I woke up feeling a bit crabby this morning. Not in a bad mood, but just slightly other worldly after a night of brilliant dreams with an abrupt jerk back to reality. As I lay in bed trying to hold on to my fleeing sleep, all I could think of was Shanghai in Autumn. You see, that's when Eriocher sinensis, popularly known as the Shanghai Hairy Crab, Chinese Mitten Crab, or Da Zha Xie, is in season.
Hairy crab is a succulent delicacy whose arrival each fall is celebrated with several months of dining pleasure. For hundreds of years there have been these feasts with poetry, drinking, and dining on the Hairy Crab. Luckily, two years ago I was in Shanghai in early fall and had my fill of the tasty little crustaceans.
I always do my gustatory research before heading out on my travels. Most of the time I end up discovering new gems to dine in, but this time I was on a mission. I had to eat at the Central Hotel famed for their Wang Bao He Crab Feast each fall. I had no reservations and of course we were told that no seats were available. I had been chatting with some folks from the US Embassy earlier that day. Thinking quickly I came up with a story about the embassy making reservations for us and asked them to check their book. This was a dining emergency and I wasn't going to get turned away no matter what I had to do. One of my traveling companions, Valerie, a very tall, pretty, blonde, marine biologist, batted her eyes at the host for a bit while we were asked to wait near the entrance. Valerie is also a competitive ballroom dancer and when she wants to be noticed, by damn she is noticed. The host kept sneaking looks at us and looking through their reservation book.

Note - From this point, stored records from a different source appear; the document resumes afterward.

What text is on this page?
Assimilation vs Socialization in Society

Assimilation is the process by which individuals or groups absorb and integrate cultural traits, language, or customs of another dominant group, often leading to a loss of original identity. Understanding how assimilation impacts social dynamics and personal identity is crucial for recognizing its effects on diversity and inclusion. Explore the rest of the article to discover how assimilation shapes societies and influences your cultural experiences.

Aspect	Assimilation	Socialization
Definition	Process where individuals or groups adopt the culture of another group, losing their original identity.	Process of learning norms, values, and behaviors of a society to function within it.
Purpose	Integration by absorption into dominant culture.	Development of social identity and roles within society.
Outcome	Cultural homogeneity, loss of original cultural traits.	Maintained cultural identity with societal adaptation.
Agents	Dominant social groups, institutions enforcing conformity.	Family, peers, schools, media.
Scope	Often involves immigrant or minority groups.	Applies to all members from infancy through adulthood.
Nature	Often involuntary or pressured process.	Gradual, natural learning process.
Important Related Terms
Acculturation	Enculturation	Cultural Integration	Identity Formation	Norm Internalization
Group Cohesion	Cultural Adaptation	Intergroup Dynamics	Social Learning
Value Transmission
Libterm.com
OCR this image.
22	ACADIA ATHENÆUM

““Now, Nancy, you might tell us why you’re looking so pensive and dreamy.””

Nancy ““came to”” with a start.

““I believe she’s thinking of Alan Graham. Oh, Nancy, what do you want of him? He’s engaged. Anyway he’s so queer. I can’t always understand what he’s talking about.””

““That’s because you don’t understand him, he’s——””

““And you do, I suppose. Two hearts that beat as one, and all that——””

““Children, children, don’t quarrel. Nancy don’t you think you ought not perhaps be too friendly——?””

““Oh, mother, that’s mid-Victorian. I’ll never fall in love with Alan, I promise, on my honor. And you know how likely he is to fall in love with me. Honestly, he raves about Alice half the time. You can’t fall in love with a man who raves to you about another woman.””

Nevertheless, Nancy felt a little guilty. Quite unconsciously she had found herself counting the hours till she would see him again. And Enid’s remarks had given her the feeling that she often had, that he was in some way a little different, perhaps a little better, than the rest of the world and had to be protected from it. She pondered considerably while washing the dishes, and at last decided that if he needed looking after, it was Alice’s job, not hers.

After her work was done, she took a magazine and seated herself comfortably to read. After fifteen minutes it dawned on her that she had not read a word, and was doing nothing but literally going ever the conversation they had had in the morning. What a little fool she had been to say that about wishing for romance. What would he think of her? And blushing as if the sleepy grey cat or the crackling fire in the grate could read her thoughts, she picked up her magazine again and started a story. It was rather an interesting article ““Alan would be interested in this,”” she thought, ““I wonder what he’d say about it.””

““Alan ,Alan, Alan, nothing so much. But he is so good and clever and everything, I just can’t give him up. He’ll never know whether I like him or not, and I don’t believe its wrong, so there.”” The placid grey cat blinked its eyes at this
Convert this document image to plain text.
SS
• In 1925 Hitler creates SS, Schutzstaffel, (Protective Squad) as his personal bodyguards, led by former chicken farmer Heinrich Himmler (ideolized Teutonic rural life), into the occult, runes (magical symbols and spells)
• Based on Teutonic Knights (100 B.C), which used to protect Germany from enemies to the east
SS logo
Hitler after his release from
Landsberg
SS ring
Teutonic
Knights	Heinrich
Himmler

A few minutes later some of my other friends joined us and luckily one of them, a professor specializing in Chinese history, spoke perfect Chinese. She "confirmed" my story and we were immediately seated. I am still not sure if they believed us, but having a tiny red-haired Jewish woman from Boston chat rapidly in Chinese sure helped the situation. It was so weird to hear her talk in perfectly accented Chinese and the switch back to her Jewish/Boston version of English.
So we sat down to two hours of getting crabby. It was a multi-course meal and we asked for the works. We started off with steamed female crabs full of tasty roe, then moved on to assorted crab dumplings, stuffed crabs, crab cakes, several soups, braised soft shell turtle in an amazing brown sauce stuffed with crab, and a few other dishes. Along the way we were joined by a few more friends who had managed to find us, and so we just kept on ordering more food. Finally we were way past full but the crabs kept beckoning so we had a final course of two more steamed crabs each. This was all washed down with several delightful teas and a very interesting, warm, Wang Baohe Banquet wine; a nicely oxidized style of rice wine, dry and tawny brown colored with a rich toasty caramel flavor. It was my second crab feast of a four month voyage by ship around the world, and will always be one of my favorite dining memories. I could still taste the delicate crabs as I closed my eyes and drifted in and out of sleep.
If you ever happen to be in Shanghai, China from late September to early winter make sure you try some Hairy Crab. They are really tasty and if you can, go to a crab feast and make an evening out of it. For crab fans it's well worth it.
For you folks who like food science. Hairy crabs spend the first four to five years of their lives living in fresh water. Then as they mature they seek out brackish tidal water estuaries by the sea to become fully adult and mate. Then the females go out to sea until the spring when they come back to the estuaries and lay their eggs. When the eggs hatch the immature crab larvae slowly make their way back to the fresh water hiding places until it's their turn to journey back to the sea a handful of years later. There are different grades of the crabs and the ones from the lake region, most especially those from Yangcheng Lake in Suzhou, Jiangsu Province; are considered the best. They are so highly sought after that they are often stolen, and that many from lesser regions are sold as the real Yangcheng Lake article, at much higher prices than they should. The Chinese government has even tried laser etching and other means to mark the highest quality crabs, but counterfeiters keep managing to forge new markings and credentials for the costly crawling critters.










Reader Comments (Page 1 of 1)
10-31-2006 @ 5:54PM
hutt said...
wow! I want to try them too (
Reply
10-31-2006 @ 11:53PM
Jedix123 said...
GOD. I. REALLY. HATE. YOU. I really wish I was in Shanghai right now. I've had my share of these crabs but reading this just made my mouth water. I wonder how much this feast cost; I'm sure it was a ridiculous sum in RMB but the conversion rate lightens it up.
And yes I'm Chinese.
I feel your pain. Remember, I was dreaming about that hairy crab feast of two years ago and then my alarm went off and woke me up way too soon. Jonathan
Reply
11-01-2006 @ 10:16AM
Mirko said...
I am in Shanghai right now! Thanks for the tip. I always wondered were it is best to test the crabs, as they seem to be selling them everywere all over town right now.